Sandra menghampiri dan menyapa, “Sore, Tante.”
Ketiganya menoleh dan tersenyum ke arah Sandra. Hampir semua teman Helena mengenal Sandra. Karena, setiap ada acara arisan, pasti ia yang mengantar jemput sang bunda.
“Anak saya sudah jemput. Jeng Diana mau ikut bareng saja?” ajak Helena.
“Iya, Tante. Nanti aku antar sampai rumah.” Sandra menimpali.
“Terima kasih. Kamu sudah cantik, baik, perhatian lagi. Tapi, anak tante sudah dalam perjalanan menuju ke sini.”

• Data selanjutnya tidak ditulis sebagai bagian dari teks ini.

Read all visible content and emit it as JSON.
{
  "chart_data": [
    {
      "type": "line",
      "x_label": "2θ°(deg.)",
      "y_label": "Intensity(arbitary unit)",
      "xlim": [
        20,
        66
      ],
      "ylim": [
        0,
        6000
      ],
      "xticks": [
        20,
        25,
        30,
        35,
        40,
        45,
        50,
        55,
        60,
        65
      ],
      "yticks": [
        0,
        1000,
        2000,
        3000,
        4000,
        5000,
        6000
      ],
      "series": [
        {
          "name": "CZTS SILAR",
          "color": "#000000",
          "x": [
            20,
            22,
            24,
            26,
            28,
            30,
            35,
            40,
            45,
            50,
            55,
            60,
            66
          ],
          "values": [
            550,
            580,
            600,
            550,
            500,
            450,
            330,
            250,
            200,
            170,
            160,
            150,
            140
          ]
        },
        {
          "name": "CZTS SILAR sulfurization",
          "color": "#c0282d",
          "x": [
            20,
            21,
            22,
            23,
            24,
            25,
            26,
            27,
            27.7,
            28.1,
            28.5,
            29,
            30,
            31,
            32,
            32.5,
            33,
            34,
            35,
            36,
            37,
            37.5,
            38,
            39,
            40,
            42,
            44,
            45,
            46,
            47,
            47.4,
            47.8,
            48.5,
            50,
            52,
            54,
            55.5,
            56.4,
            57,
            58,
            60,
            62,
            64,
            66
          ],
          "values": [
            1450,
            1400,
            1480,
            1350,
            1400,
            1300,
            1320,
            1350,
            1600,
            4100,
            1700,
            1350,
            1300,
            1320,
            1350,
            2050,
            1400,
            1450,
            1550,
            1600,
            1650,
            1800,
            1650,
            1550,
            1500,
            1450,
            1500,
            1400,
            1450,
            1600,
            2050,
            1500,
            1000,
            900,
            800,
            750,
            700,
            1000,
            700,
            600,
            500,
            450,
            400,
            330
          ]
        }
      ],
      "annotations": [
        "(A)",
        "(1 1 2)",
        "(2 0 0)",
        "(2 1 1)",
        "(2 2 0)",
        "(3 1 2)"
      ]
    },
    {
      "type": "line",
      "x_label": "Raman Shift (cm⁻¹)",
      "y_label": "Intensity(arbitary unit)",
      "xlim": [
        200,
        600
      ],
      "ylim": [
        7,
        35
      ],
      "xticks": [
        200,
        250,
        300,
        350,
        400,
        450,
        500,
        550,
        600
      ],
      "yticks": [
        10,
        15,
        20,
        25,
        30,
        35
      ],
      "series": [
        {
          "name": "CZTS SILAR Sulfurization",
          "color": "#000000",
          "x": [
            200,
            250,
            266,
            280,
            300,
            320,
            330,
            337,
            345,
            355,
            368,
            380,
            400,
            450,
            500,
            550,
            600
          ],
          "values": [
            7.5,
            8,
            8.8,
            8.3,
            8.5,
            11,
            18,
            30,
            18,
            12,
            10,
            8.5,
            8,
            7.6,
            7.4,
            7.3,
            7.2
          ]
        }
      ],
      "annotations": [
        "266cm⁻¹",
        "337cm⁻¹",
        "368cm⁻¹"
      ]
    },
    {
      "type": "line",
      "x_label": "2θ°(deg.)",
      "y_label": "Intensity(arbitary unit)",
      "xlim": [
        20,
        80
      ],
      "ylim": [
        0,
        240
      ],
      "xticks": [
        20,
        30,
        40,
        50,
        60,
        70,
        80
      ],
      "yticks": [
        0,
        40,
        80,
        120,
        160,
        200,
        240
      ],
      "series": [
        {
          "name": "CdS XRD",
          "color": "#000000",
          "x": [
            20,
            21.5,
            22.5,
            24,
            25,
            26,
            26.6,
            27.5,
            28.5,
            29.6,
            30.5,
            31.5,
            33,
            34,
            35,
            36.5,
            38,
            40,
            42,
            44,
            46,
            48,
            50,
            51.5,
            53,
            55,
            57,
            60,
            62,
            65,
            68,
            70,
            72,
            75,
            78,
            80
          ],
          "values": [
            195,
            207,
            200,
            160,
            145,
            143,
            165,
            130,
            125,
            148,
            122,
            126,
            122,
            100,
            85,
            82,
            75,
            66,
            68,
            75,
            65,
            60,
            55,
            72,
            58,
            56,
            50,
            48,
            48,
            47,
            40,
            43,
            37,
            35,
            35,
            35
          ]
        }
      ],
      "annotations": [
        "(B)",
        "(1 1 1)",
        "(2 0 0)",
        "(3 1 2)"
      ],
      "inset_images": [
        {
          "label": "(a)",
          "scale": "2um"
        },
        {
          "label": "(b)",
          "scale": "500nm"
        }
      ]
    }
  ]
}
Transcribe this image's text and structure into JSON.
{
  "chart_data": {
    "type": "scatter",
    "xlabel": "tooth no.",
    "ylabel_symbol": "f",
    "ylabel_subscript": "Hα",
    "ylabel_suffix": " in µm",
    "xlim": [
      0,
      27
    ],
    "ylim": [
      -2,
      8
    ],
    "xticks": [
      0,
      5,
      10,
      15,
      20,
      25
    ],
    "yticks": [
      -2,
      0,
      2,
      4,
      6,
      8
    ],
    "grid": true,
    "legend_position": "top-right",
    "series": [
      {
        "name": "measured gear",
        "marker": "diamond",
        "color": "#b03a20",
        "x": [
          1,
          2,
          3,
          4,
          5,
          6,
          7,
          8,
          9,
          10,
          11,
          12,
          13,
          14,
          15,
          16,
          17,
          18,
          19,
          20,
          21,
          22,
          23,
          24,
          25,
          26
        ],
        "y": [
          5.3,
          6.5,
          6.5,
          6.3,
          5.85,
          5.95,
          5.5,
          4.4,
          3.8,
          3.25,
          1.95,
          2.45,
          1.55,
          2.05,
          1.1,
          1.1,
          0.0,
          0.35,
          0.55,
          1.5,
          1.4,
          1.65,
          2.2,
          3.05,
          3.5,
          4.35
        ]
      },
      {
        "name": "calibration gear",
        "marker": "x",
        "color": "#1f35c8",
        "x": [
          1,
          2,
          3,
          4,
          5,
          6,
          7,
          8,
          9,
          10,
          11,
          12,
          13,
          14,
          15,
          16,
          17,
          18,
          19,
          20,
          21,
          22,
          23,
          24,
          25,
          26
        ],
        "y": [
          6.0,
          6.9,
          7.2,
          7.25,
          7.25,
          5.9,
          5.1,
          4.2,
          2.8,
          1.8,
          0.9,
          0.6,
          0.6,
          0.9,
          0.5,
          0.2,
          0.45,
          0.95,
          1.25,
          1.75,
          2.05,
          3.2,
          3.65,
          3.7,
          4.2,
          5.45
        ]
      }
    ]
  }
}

Sandra mengangguk seraya tersenyum.
“Ya, sudah. Jeng Diana dan Jeng Merry, saya duluan pulang, ya,” pamit Helena.
Sebelum pulang, Sandra mencium kedua tangan teman sang bunda.
Sandra, kamu menantu idaman sekali, Nak, batin Diana.
***
Sepanjang perjalanan pulang Helena cemberut.
“Bund, ada apa lagi? Sehabis berkumpul bersama teman itu seharusnya bahagia.” Sandra membuka percakapan.
“Tidak usah mendikte orang tua. Bunda lahir lebih dulu daripada kamu.”
Sandra menghela napas berat. “Iya, Bund. Maaf.”
“Kapan kamu menikah?”
“Enggak ada yang mau sama aku, Bund.”
“Seandainya kamu itu sedikit feminin saja. Bunda pasti percaya diri mengajukan kamu untuk dijodohkan dengan anak Jeng Diana.”
Hah! Perasaan dandananku perempuan banget. Apa karena punya hobi ekstrem, terus dianggap cewek macho, begitu? Bunda, oh, Bunda. Untung aku sayang. Sandra membatin.
“Bunda, kita ini hidup di zaman modern. Memang masih berlaku perjodohan? Kuno, Bund. Atau pria itu tipe yang kusebutkan kemarin?"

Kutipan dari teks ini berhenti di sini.